Anne Frank’s Family Tried to Escape to the United States, New Research Shows

They were held back by war, restrictive immigration policies and bureaucratic red tape

Anne Frank
Anne Frank in 1940 Public Domain

In an effort to escape Nazi persecution, Anne Frank and her family famously spent more than two years hiding in a secret annex behind her father’s business. Going into hiding was a last resort for the Franks. As the Associated Press reports, new research by the Anne Frank House in Amsterdam and the U.S. Holocaust Memorial Museum reveals that the family tried to seek refuge in the United States and Cuba, but were held back by war, restrictive immigration policies and the slow-grinding wheels of bureaucracy.

Researchers studied letters, tax clearances and other documents like character testimonies and affidavits of support, mapping out repeated attempts by Anne’s father, Otto Frank, to get his family out of Europe. Key to their investigation was a 1941 letter that Frank wrote to an American friend, Nathan Straus, explaining that he had filed an immigration application at the American consulate in Rotterdam in 1938—the same year that the Nazis perpetrated Kristallnacht, the targeted campaign of violence against Jews in Germany, annexed Austria and parts of Czechoslovakia.

In 1938, the consulate in Rotterdam was the only one issuing visas in the Netherlands, where the Franks lived. But on May 14, 1940, while the Franks were still on an immigration waiting list, the consulate was hit by German bombs.

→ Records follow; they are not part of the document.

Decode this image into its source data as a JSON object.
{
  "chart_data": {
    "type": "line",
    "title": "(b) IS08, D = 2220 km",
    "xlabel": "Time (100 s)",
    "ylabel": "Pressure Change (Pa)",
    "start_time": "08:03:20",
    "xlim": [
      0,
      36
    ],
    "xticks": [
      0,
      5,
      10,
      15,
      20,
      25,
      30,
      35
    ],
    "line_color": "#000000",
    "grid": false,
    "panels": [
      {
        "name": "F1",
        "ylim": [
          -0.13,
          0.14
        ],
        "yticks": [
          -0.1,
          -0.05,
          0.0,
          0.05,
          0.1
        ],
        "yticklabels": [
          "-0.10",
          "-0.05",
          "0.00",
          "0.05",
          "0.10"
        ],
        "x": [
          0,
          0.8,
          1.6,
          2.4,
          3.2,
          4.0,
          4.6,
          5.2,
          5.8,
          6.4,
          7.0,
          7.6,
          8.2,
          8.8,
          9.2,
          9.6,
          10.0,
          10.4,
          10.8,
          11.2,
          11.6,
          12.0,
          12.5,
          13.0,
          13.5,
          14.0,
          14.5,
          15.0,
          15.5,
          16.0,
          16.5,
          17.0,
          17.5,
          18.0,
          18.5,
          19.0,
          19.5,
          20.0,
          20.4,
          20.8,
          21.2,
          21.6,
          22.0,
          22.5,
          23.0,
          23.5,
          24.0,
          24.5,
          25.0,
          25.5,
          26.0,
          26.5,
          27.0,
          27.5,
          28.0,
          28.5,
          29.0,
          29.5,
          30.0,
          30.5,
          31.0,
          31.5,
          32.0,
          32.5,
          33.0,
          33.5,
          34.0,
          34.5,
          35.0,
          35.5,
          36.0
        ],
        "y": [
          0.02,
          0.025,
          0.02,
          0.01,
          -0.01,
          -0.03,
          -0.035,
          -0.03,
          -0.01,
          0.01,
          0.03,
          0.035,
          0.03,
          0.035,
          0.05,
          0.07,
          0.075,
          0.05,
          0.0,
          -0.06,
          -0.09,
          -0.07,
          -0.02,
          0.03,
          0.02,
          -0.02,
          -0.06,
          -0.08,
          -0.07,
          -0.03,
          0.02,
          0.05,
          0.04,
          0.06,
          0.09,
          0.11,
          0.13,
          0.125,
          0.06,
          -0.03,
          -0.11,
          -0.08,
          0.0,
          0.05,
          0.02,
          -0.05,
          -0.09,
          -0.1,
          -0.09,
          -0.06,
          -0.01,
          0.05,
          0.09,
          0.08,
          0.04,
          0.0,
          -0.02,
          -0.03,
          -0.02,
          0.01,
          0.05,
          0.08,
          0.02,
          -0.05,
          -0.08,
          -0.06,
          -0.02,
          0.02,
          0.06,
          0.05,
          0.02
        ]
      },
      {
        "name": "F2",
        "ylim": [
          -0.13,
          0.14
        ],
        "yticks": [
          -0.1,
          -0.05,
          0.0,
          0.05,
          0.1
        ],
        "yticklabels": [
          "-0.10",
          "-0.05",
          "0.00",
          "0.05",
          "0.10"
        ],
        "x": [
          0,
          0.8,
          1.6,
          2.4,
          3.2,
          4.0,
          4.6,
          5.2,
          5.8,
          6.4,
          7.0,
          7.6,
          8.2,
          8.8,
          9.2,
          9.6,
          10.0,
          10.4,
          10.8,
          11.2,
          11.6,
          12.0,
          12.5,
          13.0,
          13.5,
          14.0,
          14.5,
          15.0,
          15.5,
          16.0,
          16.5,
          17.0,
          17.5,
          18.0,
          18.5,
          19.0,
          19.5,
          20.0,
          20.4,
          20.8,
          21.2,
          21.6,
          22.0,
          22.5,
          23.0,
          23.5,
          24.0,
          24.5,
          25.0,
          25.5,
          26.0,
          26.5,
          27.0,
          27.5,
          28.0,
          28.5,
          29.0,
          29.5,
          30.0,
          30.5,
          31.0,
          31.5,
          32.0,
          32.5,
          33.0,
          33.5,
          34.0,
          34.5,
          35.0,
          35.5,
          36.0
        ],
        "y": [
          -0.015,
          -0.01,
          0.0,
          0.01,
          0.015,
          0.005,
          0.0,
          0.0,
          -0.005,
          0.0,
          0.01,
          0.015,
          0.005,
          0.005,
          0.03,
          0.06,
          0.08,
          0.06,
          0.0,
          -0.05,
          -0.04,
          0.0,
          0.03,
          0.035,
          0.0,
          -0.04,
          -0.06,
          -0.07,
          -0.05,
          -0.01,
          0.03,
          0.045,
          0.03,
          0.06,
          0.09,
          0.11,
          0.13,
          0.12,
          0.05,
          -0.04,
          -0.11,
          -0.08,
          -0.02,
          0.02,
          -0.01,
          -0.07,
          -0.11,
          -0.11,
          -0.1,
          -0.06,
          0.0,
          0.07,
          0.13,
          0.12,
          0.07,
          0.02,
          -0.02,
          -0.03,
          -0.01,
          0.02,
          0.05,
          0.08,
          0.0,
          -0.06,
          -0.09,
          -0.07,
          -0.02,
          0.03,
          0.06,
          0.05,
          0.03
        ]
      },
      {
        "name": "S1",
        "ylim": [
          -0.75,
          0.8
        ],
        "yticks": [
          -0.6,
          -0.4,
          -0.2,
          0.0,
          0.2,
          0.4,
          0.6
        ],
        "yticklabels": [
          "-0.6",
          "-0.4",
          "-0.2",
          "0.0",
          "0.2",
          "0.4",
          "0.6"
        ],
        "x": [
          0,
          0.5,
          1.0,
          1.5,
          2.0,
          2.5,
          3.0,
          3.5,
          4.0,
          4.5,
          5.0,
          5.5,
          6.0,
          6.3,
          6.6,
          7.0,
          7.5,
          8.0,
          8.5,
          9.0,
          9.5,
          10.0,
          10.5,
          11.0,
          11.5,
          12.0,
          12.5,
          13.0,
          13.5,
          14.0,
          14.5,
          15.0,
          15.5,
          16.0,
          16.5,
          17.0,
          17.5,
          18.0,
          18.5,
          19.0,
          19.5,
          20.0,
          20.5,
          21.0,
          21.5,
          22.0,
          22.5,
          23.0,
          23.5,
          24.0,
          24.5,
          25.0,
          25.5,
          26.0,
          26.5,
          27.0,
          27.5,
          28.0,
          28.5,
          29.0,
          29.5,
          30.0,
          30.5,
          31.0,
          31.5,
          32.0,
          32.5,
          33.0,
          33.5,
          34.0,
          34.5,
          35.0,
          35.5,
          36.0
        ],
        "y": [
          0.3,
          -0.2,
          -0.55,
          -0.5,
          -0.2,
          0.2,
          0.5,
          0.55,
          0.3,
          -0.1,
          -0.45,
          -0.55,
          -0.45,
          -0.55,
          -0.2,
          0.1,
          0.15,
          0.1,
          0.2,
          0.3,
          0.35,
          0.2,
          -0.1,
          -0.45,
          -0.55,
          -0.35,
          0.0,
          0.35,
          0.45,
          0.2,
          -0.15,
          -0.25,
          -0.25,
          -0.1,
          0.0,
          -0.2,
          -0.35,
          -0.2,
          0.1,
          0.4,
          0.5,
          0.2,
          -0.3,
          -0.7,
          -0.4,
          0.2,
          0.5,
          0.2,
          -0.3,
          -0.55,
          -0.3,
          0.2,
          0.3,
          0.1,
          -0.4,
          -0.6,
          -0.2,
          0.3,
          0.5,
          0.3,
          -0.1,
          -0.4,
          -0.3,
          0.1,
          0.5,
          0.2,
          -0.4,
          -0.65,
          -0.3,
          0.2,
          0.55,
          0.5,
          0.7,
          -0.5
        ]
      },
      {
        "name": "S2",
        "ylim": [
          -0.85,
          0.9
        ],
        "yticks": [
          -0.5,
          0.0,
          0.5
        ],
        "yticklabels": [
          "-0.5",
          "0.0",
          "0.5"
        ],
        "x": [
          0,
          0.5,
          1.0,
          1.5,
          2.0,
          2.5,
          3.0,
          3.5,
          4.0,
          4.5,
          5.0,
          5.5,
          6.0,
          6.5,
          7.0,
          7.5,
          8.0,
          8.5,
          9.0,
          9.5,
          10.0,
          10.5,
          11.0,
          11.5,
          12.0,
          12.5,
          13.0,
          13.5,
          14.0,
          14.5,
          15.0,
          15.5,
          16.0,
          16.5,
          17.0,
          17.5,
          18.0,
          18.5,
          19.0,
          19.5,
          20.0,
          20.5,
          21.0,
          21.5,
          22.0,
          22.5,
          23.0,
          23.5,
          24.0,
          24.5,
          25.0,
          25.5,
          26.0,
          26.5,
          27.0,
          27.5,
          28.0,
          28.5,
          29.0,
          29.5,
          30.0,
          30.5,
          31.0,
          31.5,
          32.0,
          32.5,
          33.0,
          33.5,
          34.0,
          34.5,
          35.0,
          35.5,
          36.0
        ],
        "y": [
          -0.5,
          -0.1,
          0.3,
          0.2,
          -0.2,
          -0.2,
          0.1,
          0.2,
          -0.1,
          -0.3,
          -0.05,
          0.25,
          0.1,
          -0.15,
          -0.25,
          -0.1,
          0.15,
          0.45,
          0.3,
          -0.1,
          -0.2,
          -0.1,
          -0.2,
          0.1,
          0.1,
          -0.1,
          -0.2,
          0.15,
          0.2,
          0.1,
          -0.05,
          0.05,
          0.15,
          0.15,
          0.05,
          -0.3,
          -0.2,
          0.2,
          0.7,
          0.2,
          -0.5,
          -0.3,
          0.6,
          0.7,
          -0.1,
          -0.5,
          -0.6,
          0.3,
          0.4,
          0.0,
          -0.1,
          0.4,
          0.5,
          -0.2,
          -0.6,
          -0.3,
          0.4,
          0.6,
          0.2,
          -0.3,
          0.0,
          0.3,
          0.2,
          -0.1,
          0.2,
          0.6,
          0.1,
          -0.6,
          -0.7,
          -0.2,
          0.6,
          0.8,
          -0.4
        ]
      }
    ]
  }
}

“[A]ll the papers have been destroyed there,” Frank wrote to Strauss, according to a report detailing the new research. Frank, however, did not give up hope that his family would one day find safety in the United States.

“I am forced to look out for emigration and as far as I can see USA is the only country we could go to,” he wrote in the letter.

But escaping to America would have been difficult, even if the Franks’ documents had not been destroyed. In 1938, the United States imposed a quota of 27,370 immigration visas for immigrants from Germany and annexed Austria (this quota applied to the Franks because they were German born). In June of 1939, there were 309,782 Germans on the waiting list for a visa, meaning that the Frank family would likely have waited years before securing an interview at the consulate. Even then, there was no guarantee that the Franks’ application would have been approved; during the early years of the war, Americans were wary of accepting political refugees from European countries.

“State Department officials, who were generally obstructionist and now worried about possible spies and saboteurs infiltrating the United States, were under instructions to scrutinize each application even more carefully and reject anyone about whom they had any doubts,” the report explains.

When the Rotterdam consulate reopened, Otto Frank once again began collecting the paperwork required for the family’s visas, according to Nicole Chavez of CNN. In his 1941 letter to Straus, Frank asked his friend for assistance. Researchers discovered that Straus consulted with the National Refugee Service, a Jewish agency, which advised him to submit affidavits of support for the family. Frank’s two brothers-in-law, who were based in Boston, also contributed affidavits of support and the documents were sent to Amsterdam in May of 1941.

But the Franks’ application was never processed. In the summer of 1941, Germany ordered all American consulates to be shuttered in all occupied and Nazi-allied countries, in retaliation for Washington’s decision to close German consulates in the United States. The Rotterdam consulate ceased operating in July. Otto Frank subsequently applied for a visa to Cuba, but his application was cancelled four days after the bombing of Pearl Harbor.

The Franks stymied efforts to flee from Europe would have fateful consequences. With nowhere left to turn, the Franks went into hiding in the Amsterdam annex—a period that the young Anne Frank chronicled in her widely read diary. In August of 1944, the Franks and four others hiding with them in the Annex were arrested and deported to Auschwitz. Otto Frank was the only one who survived the war.